Test with the examples given in the puzzle:

void test_valid_part_two(){
    assert(is_valid_part_2("qjhvhtzxzqqjkmpb"), "qjhvhtzxzqqjkmpb");
    assert(is_valid_part_2("xxyxx"), "xxyxx");
    assert(!is_valid_part_2("uurcxstgmygtbstg"), "uurcxstgmygtbstg");
    assert(!is_valid_part_2("ieodomkazucvgmuy"), "ieodomkazucvgmuy");
}

Fail: the two valid strings are not valid. That’s probably because I forgot to add the pair to the list after checking if it’s already there… Fixed, and we pass the tests. Now run on the whole sequence…

…and we don’t have the right number. I had a feeling that would happen, because there’s at least one edge case I haven’t considered yet. What if we have something like aaaa.

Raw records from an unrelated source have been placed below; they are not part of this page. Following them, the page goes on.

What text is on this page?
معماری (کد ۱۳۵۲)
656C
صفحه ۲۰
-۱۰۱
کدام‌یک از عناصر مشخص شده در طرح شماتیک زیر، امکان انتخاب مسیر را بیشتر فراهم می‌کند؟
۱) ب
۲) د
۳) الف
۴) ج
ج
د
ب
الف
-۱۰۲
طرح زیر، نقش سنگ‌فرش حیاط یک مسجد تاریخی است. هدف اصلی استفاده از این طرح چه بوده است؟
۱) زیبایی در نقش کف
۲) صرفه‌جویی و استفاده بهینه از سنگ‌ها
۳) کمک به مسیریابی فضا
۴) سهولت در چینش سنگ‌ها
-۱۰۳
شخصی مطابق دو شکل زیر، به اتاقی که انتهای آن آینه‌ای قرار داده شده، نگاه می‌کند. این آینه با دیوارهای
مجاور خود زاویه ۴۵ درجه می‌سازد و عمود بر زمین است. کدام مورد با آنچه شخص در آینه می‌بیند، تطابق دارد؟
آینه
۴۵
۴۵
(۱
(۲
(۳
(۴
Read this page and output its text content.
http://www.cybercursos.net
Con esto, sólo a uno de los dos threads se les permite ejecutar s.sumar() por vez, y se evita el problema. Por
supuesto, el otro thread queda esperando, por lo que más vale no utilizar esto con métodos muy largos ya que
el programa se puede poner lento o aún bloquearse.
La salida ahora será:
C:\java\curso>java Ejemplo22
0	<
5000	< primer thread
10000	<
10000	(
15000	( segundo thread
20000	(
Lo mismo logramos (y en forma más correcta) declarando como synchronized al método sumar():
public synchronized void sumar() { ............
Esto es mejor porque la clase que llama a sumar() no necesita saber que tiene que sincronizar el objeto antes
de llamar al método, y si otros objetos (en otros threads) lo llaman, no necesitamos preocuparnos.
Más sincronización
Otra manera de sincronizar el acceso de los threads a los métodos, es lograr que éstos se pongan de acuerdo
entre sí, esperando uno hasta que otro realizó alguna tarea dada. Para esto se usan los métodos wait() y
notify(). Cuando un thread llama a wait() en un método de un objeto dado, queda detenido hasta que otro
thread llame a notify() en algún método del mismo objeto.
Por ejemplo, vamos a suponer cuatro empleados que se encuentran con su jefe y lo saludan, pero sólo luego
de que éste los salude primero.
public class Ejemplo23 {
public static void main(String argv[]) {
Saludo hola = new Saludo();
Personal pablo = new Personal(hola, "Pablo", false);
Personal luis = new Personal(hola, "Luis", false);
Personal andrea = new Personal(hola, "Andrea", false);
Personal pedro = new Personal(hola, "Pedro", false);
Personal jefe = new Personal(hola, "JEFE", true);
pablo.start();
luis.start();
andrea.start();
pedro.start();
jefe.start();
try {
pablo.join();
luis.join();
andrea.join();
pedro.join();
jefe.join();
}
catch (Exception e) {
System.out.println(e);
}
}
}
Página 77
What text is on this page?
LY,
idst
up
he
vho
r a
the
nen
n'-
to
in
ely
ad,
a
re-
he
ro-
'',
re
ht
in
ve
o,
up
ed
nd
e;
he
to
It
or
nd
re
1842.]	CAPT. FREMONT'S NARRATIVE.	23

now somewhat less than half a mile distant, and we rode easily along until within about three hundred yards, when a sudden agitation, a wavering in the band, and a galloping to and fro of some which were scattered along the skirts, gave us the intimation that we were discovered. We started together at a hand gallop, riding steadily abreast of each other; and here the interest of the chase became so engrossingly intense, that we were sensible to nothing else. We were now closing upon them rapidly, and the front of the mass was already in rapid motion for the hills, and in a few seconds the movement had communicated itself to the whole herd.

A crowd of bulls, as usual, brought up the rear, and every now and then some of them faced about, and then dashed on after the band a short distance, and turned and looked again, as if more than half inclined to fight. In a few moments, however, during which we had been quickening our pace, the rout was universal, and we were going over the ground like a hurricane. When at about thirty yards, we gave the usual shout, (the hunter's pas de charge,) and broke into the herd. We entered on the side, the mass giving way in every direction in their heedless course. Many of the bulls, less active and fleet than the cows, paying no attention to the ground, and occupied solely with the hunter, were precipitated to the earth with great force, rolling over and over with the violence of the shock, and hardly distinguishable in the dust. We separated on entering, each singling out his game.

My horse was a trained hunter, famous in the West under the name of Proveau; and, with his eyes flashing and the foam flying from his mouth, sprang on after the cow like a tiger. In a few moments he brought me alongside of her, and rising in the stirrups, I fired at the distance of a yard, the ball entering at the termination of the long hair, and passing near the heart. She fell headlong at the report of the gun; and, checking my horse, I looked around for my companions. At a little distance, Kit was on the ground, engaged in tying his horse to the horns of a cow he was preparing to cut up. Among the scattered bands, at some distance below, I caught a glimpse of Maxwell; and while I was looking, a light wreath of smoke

That’s because I thought I didn’t need to do a set here, but in fact that should solve my issue. Only add the pair to the list if it’s not there yet.

//...
bool contains = list_char_pair_contains(list, pair);
if ( contains && 
    !char_pair_is_equal(list_char_pair_last(list), pair))
    pair_valid = true;
if (!contains)
    list_char_pair_add(list, pair);

And add to the test:

assert(is_valid_part_2("aaaa"), "aaaa");

Still fails? Of course. Even though I didn’t add the second aa, the last element of the list is still the first aa so it will still be counted as an overlap. I need to add a dummy pair to make it work. Not the cleanest, but it’ll do:

if (!contains)
    list_char_pair_add(list, pair);
else
    list_char_pair_add(list, char_pair_create('0', '0'));

Test passes, and I get the right answer on the puzzle input. We’re done with star number ten.

⭐⭐⭐⭐⭐⭐⭐⭐⭐⭐

I don’t think it’s worth refactoring my pairs and lists here, they are a bit too ad-hoc for this particular puzzle. But it’s nice to have a template for a “list that can grow indefinitely”, which I may need later.

I’m getting a bit better at making tests earlier in my process, which made me find bugs sooner than I would have otherwise, which is nice. Much better experience for day 5 than for day 4. Let’s see what’s next.